J'ai négligé, dans le document signalé supra, de préciser que la nouvelle dont fait état Vailland, mettant en scène Olga et sa fille Genia était issue de L'Amour des trois générations, publié en 1923 en compagnie de deux autres récits : Les Sœurs et Vasilisa Maygina. Elles avaient été traduites vers l'allemand sous le titre général Wege der Liebe (Chemins de l'amour) et des extraits étaient parvenus à la presse française puisque Serge de Ghessin, dans Les Nouvelles littéraires du 22 novembre 1924, dans son article « Les Garçonnes rouges » détaille le récit d'Olga, du camarade Riabkof, de sa « grande jeune fille de dix-sept ans ». Genia déclare à sa mère : « Nous ne t'enlevons rien : Riabkof t'adore toujours. Veux-tu vraiment lui interdire d'avoir un peu de plaisir en dehors de toi ? ». Vailland a donc condensé le dialogue que de Ghessin développa. Mais il s'abstient de reprendre à son compte la conclusion de son confrère : « Mme Kollontaï a beau être une grande amoureuse : elle n'éprouve que du mépris pour le sexe fort, dispensateur d'émotions passagères et agréables » ; et les hommes sont le maillon faible du bolchévisme, s'enbourgeoisent, « sombrent dans le vice, la concussion, l'opportunisme » en « révolutionnaires nantis et repus » entretenant des « donzelles bourgeoises ». 

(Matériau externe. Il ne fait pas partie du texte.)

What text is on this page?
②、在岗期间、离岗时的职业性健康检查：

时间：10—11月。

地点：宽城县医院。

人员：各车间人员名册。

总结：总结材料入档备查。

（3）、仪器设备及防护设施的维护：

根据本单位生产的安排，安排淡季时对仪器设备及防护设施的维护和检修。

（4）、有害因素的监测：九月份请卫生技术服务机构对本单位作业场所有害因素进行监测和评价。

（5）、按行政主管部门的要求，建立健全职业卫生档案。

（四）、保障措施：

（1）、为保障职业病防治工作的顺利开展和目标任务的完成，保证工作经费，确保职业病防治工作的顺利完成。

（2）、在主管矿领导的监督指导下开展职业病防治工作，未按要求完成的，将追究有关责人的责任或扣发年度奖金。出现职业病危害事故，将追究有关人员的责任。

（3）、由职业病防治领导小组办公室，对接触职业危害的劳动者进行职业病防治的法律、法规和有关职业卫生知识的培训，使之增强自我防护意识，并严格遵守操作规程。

Sur Alexandra Kollontaï et la Russie des années 1920, on lira avec intérêt les « Cinq semaines à Moscou » de Louis Weiss, la rédactrice en chef de L'Europe nouvelle (n⁰ 51, 17 décembre 1921), en accès libre sur Gallica, en particulier le chapitre 7, « Les idées d'Alexandra Kollontaï ». Il ne serait pas improbable que Vailland l'ait lu (soit adolescent, soit par après). Il est certain qu'il en savait davantage sur Kollontaï qu'il le laisse entendre, ne serait-ce que parce qu'il fut aussi (sous pseudonyme) chargé de la politique étrangère, qu'il avait postulé pour devenir correspondant à Moscou.
Mais en Vailland coexistent deux journalistes. Celui qui traite soigneusement des dépêches, s'informe de l'actualité internationale. Et celui qui doit retenir l'attention du lectorat avec du pittoresque. Et avec Alexandra Kollontaï, il ne s'attache qu'à cela : une femme de cran, de panache, haute en couleur. Dans ce cas, l'exactitude dans les détails lui importe moins que le portrait général qu'il brosse à sa guise et saura captiver lectrices et lecteurs.